The work submitted for the practical assignment will demonstrate:

  • The answer must generally reflect the scenario.
  • A set of tables that generally adhere to the entity model and scenario.
  • Well-designed test data and constraints.
  • A set of SQL queries that is generally correct.
  • A properly constructed view with some testing and discussion.
  • Partially correct granting & revoking of privileges and partially correct data redaction.
  • A solution to question 7 that demonstrates a reasonable level of understanding of concept and practice – and the core/fundamental elements of concept and practice will have been presented.  The solution will be mainly descriptive in content with a low level of critical analysis.  Some technical underpinning that demonstrates understanding of the core practices will be present, although this may be inaccurate or missing in parts.
  • Submission Guidelines

    • You should answer all 7 questions as specified in Section 3.
    • The primary method of submission is via Blackboard.
    • You should submit a PDF copy of your coursework by the submission deadline.  You may be asked to submit in another file format.  In this case your Tutor will inform you accordingly.  
    • If necessary, you may be asked to submit via another secondary method – such as an email attachment.  In this case your Tutor will inform you accordingly. Get HND Assignment help now !!

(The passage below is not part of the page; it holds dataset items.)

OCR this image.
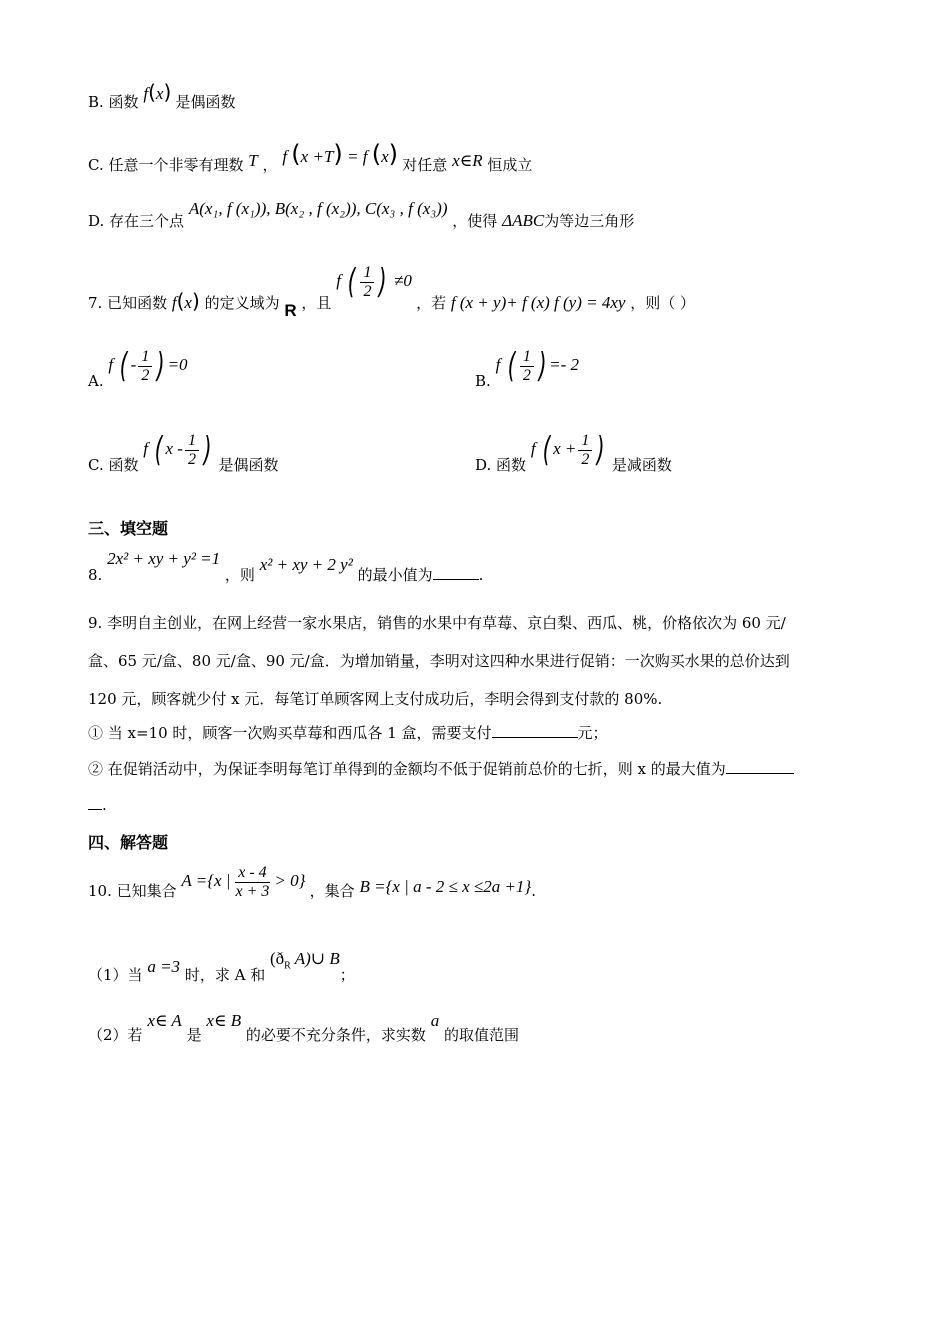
B. 函数 f(x) 是偶函数
C. 任意一个非零有理数 T ， f (x +T) = f (x) 对任意 x∈R 恒成立
D. 存在三个点 A(x₁, f (x₁)), B(x₂ , f (x₂)), C(x₃ , f (x₃)) ，使得 ΔABC为等边三角形
7. 已知函数 f(x) 的定义域为 R ，且 f ( $\frac{1}{2}$ ) ≠0 ，若 f (x + y)+ f (x) f (y) = 4xy ，则（ ）
A. f ( - $\frac{1}{2}$ ) =0
B. f ( $\frac{1}{2}$ ) =- 2
C. 函数 f ( x - $\frac{1}{2}$ ) 是偶函数	D. 函数 f ( $x + \frac{1}{2}$ ) 是减函数
三、填空题
8. 2x² + xy + y² =1 ，则 x² + xy + 2 y² 的最小值为	.
9. 李明自主创业，在网上经营一家水果店，销售的水果中有草莓、京白梨、西瓜、桃，价格依次为 60 元/
盒、65 元/盒、80 元/盒、90 元/盒．为增加销量，李明对这四种水果进行促销：一次购买水果的总价达到
120 元，顾客就少付 x 元．每笔订单顾客网上支付成功后，李明会得到支付款的 80%.
① 当 x=10 时，顾客一次购买草莓和西瓜各 1 盒，需要支付	元；
② 在促销活动中，为保证李明每笔订单得到的金额均不低于促销前总价的七折，则 x 的最大值为
.
四、解答题
10. 已知集合 A ={x | $\frac{x - 4}{x + 3} > 0$} ，集合 B ={x | a - 2 ≤ x ≤2a +1}.
（1）当 a =3 时，求 A 和 ($ð_R$ A)∪ B；
（2）若 x∈ A 是 x∈ B 的必要不充分条件，求实数 a 的取值范围
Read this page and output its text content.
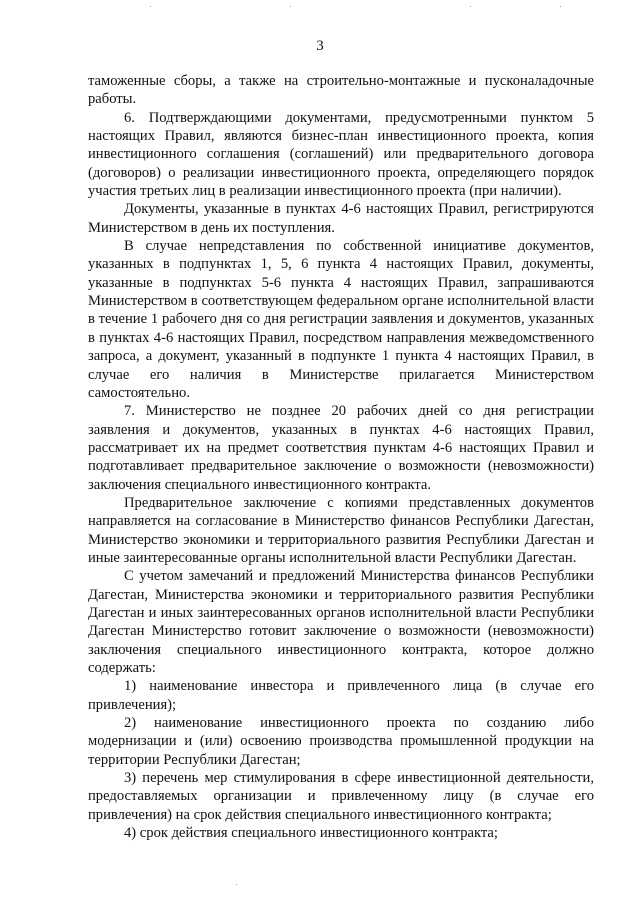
3

таможенные сборы, а также на строительно-монтажные и пусконаладочные работы.

6. Подтверждающими документами, предусмотренными пунктом 5 настоящих Правил, являются бизнес-план инвестиционного проекта, копия инвестиционного соглашения (соглашений) или предварительного договора (договоров) о реализации инвестиционного проекта, определяющего порядок участия третьих лиц в реализации инвестиционного проекта (при наличии).

Документы, указанные в пунктах 4-6 настоящих Правил, регистрируются Министерством в день их поступления.

В случае непредставления по собственной инициативе документов, указанных в подпунктах 1, 5, 6 пункта 4 настоящих Правил, документы, указанные в подпунктах 5-6 пункта 4 настоящих Правил, запрашиваются Министерством в соответствующем федеральном органе исполнительной власти в течение 1 рабочего дня со дня регистрации заявления и документов, указанных в пунктах 4-6 настоящих Правил, посредством направления межведомственного запроса, а документ, указанный в подпункте 1 пункта 4 настоящих Правил, в случае его наличия в Министерстве прилагается Министерством самостоятельно.

7. Министерство не позднее 20 рабочих дней со дня регистрации заявления и документов, указанных в пунктах 4-6 настоящих Правил, рассматривает их на предмет соответствия пунктам 4-6 настоящих Правил и подготавливает предварительное заключение о возможности (невозможности) заключения специального инвестиционного контракта.

Предварительное заключение с копиями представленных документов направляется на согласование в Министерство финансов Республики Дагестан, Министерство экономики и территориального развития Республики Дагестан и иные заинтересованные органы исполнительной власти Республики Дагестан.

С учетом замечаний и предложений Министерства финансов Республики Дагестан, Министерства экономики и территориального развития Республики Дагестан и иных заинтересованных органов исполнительной власти Республики Дагестан Министерство готовит заключение о возможности (невозможности) заключения специального инвестиционного контракта, которое должно содержать:

1) наименование инвестора и привлеченного лица (в случае его привлечения);

2) наименование инвестиционного проекта по созданию либо модернизации и (или) освоению производства промышленной продукции на территории Республики Дагестан;

3) перечень мер стимулирования в сфере инвестиционной деятельности, предоставляемых организации и привлеченному лицу (в случае его привлечения) на срок действия специального инвестиционного контракта;

4) срок действия специального инвестиционного контракта;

  • PDF documents should not be password protected or have restricted permissions – specifically, they should allow modifications (for annotations and comments).
    • You are advised to keep copies of all your work for your own records.
    • Your submitted coursework should include:
  • The entity model;
  • All table creation statements;
  • The SQL used to create your constraints;
  • Listings of all test data and an explanation of the chosen test data:
    Use the format and output from
        SELECT * FROM <your table name>; 
    to show the test data;
    It is not necessary to include the INSERT statements;
  • The view definition, and an explanation of how and why its data can be changed;
  • The output of all queries, including the output from querying the data dictionary, together with the code used to generate the output;
  • Any DDL statements that you have issued.
  • Use the following formatting guidelines:
  • Output should be properly formatted and presented to be clear and legible; particularly, avoid any wrap-around caused by the Oracle client.  
  • Use the Courier New font for presenting all code, output and test data.